El segundo Conde de Rochester, que fue registrado civilmente como
John Wilmot, fue un incorregible libertino británico del siglo diecisiete que la diñó a la edad de Cristo, dejando como legado una importante obra poética, regada de sátira y hedonismo, y media docena de churumbeles a cargo de su acaudalada parienta. Y fueron ambas circunstancias las que le posibilitaron pasar a la posteridad sintetizando la quintaesencia de su cinismo vital: "Antes de casarme —dicen que dijo poco antes de morir entregado a los excesos— tenía seis teorías sobre cómo educar a los niños. Ahora tengo seis hijos y ninguna teoría". Salvando las distancias, pues el acontecimiento más epicúreo que se le recuerda a
Rajoy fue chuparse un habano mientras contemplaba in situ una ascensión ciclista a l'Alpe d'Huez, se trata del mismo mal que aqueja a nuestro apocado mandamás: antes de alcanzar la presidencia del Gobierno, el
rey plasmado aseguró barajar infinitas soluciones para un solo problema, la crisis, pero año y medio más tarde vaga sumido en el (des)gobierno, asediado por infinidad de problemas para los que no encuentra siquiera una mísera solución. Moraleja: los apriorismos sirven de poco en la vida privada, y de nada en la pública. Visto lo visto, los
partidos políticos (
populares y populistas) deberían someterse al dictamen de las urnas sin programa electoral y, solo después de haberse encaramado al poder, formalizar sus propuestas. Así, la reiterada inoperancia gubernamental sería idéntica, pero al menos nos ahorraríamos la frustración que sucede a cada
fraude programático.
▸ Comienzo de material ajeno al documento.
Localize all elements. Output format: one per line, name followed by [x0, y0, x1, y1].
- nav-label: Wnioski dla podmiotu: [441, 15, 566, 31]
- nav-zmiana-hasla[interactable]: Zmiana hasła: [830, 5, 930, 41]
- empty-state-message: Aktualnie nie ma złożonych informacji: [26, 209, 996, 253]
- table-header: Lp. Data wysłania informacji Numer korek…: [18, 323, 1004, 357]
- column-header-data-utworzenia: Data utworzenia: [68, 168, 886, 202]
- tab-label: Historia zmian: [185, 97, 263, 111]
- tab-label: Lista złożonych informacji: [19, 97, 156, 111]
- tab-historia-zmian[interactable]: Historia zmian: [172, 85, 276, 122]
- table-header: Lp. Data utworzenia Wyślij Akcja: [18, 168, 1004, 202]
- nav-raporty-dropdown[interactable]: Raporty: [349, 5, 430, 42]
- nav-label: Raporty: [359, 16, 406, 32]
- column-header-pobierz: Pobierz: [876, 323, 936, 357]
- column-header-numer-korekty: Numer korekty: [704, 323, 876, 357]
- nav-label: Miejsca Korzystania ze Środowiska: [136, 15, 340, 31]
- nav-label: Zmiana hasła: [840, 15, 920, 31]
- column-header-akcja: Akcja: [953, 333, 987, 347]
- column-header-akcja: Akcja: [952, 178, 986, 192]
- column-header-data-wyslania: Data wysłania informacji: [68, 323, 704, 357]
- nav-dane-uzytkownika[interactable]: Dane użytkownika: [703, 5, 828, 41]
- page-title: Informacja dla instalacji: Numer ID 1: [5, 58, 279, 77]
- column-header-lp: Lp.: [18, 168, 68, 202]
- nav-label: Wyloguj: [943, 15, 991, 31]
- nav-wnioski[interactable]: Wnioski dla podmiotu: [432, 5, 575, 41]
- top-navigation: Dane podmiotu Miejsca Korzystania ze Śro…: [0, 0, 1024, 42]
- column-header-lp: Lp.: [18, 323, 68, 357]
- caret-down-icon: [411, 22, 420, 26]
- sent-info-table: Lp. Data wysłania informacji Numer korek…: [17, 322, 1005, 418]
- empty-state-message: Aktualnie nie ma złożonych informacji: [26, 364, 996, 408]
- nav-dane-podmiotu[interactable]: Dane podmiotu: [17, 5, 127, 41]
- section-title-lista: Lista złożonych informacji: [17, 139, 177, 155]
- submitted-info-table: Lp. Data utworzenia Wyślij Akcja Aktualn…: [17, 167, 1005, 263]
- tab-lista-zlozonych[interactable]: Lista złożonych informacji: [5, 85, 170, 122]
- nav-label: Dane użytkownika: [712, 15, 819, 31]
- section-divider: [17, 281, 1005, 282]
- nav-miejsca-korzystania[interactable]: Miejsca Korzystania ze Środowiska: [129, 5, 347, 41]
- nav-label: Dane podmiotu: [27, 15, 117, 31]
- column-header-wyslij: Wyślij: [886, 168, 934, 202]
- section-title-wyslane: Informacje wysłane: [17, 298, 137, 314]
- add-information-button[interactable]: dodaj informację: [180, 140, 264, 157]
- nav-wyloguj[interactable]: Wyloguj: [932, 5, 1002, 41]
Votaríamos —
quienes todavía se atrevan a hacerlo, claro—,
igual que hasta ahora: en función de afinidades electivas, del sentimiento de pertenencia a un grupo o cegados por cuestiones tan accesorias como el sexo, la edad, la raza, el credo o el aspecto físico de los postulantes. Pero sería un proceso más limpio, que solo podría verse adulterado mediante cirugía estética. O sea.